Me, drying dishes after cleanup of the meal at a recent kaiseki class
I have some serious foodie friends who will enjoy this post...
If you are invited to a full Japanese Tea Ceremony, you will first be treated to a delicious, light and healthy meal in the tea room prior to enjoying the tea. The idea is to ensure the guests' comfort during what can be a lengthy and leisurely tea event. The food helps keep us contented, and some people's bodies are better able to enjoy the matcha with a little something in the stomach.
You may have heard of, or even been to, a "kaiseki" restaurant. Most people associate this style of dining with many small dishes of very fancy food. In the cha (tea)-kaiseki, the food itself is more humble as well as seasonal and local. Rather than being the focus, the food is there to ensure your comfort and lead you to the highlight of the experience, the serving of the koicha (thick tea), which comes after the meal.
The cha-kaiseki actually reminds me a bit of the British afternoon tea in that the food is meant to blunt the appetite, not to be a large meal. The portions are petite and there are many small morsels to try, each presented in a beautiful dish to highlight the food's qualities.
In my tea class, we've been studying how to handle the many bowls, cups and trays in the tea room. And this weekend, I had the chance to attend a kaiseki cooking class where we prepared a meal. And then, our two Sensei served us so that we could enjoy the food and practice handling the bowls. Lucky us!
A cha-kaiseki menu includes:
* Mikozuke, often a raw dish like sashimi served on the far side of the tray and arranged to face the guest
* Rice and miso soup, each served in its own lidded bowl
* These three are served together on a tray and enjoyed with sake
* Nimono, this simmered dish is brought out next and served in its own lidded bowl
* Yakimono, a grilled dish brought out for guests to serve themselves
* Hashiarai, a clear broth used to cleanse the palate and rinse the chopsticks, served in its own lidded cup
* Hassun, small morsels of "food from the mountain and food from the sea". At this time, the host pours a bowl of sake for each guest, who in turn pours a bowl for the host.

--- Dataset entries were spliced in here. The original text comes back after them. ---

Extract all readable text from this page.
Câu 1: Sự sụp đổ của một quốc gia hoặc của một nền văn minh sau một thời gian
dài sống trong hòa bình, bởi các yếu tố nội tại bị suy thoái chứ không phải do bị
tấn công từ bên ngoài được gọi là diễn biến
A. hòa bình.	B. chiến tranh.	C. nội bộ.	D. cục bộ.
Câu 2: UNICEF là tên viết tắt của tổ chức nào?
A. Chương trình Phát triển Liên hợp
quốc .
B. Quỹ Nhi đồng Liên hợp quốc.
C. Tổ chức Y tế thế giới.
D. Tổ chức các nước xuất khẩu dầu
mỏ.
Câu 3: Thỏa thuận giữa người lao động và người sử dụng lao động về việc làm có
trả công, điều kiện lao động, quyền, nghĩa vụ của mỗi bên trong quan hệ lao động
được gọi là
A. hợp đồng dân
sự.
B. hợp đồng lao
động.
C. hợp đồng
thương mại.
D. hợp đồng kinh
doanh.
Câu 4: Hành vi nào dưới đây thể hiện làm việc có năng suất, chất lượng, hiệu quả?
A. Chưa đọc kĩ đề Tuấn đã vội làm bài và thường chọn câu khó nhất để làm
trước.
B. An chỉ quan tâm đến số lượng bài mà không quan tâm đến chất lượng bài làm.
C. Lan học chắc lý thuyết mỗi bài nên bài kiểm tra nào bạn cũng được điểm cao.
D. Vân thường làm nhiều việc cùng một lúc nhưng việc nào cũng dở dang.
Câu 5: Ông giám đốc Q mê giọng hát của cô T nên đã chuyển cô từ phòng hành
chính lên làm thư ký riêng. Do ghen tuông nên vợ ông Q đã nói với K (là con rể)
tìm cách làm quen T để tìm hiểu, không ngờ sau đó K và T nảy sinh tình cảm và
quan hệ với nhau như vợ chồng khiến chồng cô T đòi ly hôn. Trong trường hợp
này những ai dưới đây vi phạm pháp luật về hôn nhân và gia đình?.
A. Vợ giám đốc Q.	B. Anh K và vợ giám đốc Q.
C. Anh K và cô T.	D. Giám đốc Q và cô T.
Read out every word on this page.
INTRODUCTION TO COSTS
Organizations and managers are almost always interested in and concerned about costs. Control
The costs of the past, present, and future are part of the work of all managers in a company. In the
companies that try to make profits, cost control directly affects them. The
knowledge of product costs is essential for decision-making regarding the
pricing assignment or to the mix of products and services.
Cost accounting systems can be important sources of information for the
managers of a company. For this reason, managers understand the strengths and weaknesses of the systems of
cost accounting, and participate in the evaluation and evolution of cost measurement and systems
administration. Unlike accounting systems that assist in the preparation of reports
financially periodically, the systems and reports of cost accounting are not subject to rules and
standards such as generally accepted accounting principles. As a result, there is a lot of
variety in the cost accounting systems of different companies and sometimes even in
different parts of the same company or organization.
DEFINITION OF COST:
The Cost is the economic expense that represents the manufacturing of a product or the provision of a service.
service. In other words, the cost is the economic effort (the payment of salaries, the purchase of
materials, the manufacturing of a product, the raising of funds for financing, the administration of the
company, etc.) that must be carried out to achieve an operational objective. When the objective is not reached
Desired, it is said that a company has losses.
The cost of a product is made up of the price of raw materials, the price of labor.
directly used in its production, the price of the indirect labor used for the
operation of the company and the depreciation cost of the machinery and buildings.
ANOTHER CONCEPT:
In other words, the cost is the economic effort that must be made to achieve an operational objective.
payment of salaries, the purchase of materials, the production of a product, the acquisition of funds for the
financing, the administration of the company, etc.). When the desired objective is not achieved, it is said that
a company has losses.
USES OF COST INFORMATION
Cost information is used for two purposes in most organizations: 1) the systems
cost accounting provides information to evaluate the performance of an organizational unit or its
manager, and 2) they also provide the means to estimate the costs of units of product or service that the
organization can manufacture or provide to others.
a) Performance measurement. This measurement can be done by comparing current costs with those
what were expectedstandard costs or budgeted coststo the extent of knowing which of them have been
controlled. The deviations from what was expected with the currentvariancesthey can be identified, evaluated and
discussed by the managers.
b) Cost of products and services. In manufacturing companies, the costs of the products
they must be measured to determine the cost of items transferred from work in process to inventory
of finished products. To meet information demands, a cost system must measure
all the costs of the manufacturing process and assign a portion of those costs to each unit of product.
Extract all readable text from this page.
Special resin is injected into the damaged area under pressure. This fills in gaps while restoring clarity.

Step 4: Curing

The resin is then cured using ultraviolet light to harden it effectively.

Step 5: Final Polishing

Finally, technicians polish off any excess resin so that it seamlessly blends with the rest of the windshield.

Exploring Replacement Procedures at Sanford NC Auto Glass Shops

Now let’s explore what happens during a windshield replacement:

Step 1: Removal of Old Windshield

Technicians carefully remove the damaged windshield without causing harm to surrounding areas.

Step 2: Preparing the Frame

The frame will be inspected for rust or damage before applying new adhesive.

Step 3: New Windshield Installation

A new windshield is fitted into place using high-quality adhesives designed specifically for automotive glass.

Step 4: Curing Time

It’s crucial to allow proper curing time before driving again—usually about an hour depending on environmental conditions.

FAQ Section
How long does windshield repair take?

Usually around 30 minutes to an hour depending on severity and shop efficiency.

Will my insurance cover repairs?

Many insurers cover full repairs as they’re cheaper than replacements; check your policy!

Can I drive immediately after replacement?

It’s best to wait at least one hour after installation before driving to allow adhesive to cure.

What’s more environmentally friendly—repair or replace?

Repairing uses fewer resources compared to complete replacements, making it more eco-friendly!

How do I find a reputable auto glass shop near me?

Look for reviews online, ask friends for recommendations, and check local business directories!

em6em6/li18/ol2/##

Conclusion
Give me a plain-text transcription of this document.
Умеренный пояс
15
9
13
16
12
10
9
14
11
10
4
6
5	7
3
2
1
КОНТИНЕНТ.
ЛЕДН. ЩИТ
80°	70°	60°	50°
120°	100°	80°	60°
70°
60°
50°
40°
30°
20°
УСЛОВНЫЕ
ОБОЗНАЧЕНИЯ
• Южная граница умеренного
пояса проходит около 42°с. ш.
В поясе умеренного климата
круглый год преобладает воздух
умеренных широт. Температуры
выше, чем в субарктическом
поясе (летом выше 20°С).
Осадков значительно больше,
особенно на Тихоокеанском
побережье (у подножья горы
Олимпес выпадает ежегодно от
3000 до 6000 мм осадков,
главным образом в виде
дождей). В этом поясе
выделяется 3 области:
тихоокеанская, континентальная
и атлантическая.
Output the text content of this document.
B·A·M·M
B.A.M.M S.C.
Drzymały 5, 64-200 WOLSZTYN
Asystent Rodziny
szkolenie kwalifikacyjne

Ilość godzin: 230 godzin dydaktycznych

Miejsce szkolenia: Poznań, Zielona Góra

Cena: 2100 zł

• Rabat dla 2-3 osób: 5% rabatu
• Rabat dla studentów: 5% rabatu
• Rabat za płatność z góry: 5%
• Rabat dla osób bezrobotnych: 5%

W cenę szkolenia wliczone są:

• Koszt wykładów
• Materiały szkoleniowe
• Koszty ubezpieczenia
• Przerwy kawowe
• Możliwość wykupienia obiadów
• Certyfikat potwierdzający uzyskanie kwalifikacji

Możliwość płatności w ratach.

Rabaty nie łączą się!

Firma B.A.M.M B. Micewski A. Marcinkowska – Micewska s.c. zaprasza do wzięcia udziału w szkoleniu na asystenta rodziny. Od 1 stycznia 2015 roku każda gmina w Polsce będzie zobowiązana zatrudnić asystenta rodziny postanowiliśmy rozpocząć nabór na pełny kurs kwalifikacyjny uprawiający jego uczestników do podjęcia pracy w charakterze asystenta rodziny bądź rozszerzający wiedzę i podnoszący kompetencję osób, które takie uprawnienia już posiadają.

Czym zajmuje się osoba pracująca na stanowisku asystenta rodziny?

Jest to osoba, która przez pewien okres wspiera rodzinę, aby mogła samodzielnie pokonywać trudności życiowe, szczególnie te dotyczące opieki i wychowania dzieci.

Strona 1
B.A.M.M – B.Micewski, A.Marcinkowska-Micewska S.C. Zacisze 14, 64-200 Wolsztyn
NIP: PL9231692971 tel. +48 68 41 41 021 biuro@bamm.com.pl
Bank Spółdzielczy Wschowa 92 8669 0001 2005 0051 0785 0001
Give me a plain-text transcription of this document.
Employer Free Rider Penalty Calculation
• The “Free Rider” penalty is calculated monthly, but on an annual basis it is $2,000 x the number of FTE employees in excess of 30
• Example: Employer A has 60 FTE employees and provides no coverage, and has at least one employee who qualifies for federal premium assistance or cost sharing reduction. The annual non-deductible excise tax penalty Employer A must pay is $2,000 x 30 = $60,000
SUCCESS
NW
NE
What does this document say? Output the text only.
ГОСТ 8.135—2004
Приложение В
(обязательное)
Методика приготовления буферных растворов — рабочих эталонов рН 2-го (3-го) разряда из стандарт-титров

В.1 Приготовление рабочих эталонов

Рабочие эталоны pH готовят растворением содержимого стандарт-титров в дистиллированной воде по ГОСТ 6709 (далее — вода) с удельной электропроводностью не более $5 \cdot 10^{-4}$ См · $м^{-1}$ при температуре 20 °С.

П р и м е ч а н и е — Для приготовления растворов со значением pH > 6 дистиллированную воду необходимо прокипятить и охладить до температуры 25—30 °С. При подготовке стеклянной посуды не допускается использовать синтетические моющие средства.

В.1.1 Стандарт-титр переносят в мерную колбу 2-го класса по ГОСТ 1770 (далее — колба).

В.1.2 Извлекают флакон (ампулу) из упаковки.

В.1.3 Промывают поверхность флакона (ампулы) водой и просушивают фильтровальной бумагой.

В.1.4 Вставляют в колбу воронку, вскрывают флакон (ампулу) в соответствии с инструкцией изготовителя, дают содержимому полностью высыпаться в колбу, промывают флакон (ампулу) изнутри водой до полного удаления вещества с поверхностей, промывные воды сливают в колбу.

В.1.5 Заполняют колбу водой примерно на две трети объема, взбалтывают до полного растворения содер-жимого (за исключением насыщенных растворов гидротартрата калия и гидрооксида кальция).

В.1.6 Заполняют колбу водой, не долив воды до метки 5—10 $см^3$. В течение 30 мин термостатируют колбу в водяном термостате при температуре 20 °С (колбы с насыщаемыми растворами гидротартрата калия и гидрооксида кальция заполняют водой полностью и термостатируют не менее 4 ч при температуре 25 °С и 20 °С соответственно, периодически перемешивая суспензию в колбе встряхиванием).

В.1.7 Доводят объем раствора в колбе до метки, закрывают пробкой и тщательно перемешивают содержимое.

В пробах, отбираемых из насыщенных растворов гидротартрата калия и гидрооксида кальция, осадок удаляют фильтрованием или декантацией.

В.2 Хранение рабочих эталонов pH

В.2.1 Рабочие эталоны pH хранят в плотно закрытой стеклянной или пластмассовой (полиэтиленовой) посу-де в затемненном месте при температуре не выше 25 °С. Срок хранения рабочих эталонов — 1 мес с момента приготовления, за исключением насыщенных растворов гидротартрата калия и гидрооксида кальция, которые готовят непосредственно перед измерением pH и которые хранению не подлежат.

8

It's worth noting that the bowls of sake are very flat and hold just a couple of sips each.
*Yuto, broth with rice that has been crisped in the bottom of the pan, served with pickles
Additional items can be added, but these are the basics. I experienced the process from shopping, cooking and savoring and I can tell you that much thought and attention goes into the preparation of these dishes. Delicious, beautiful and subtle. It's also worth noting that while fish is quite common in the meal, it's also easy to have vegetarian (even vegan) kaiseki meals.
And yet...all of this is not the highlight of the tea ceremony. After the meal, you would be served a small sweet and then invited to take a stroll in the garden. When you return, it's time for koicha!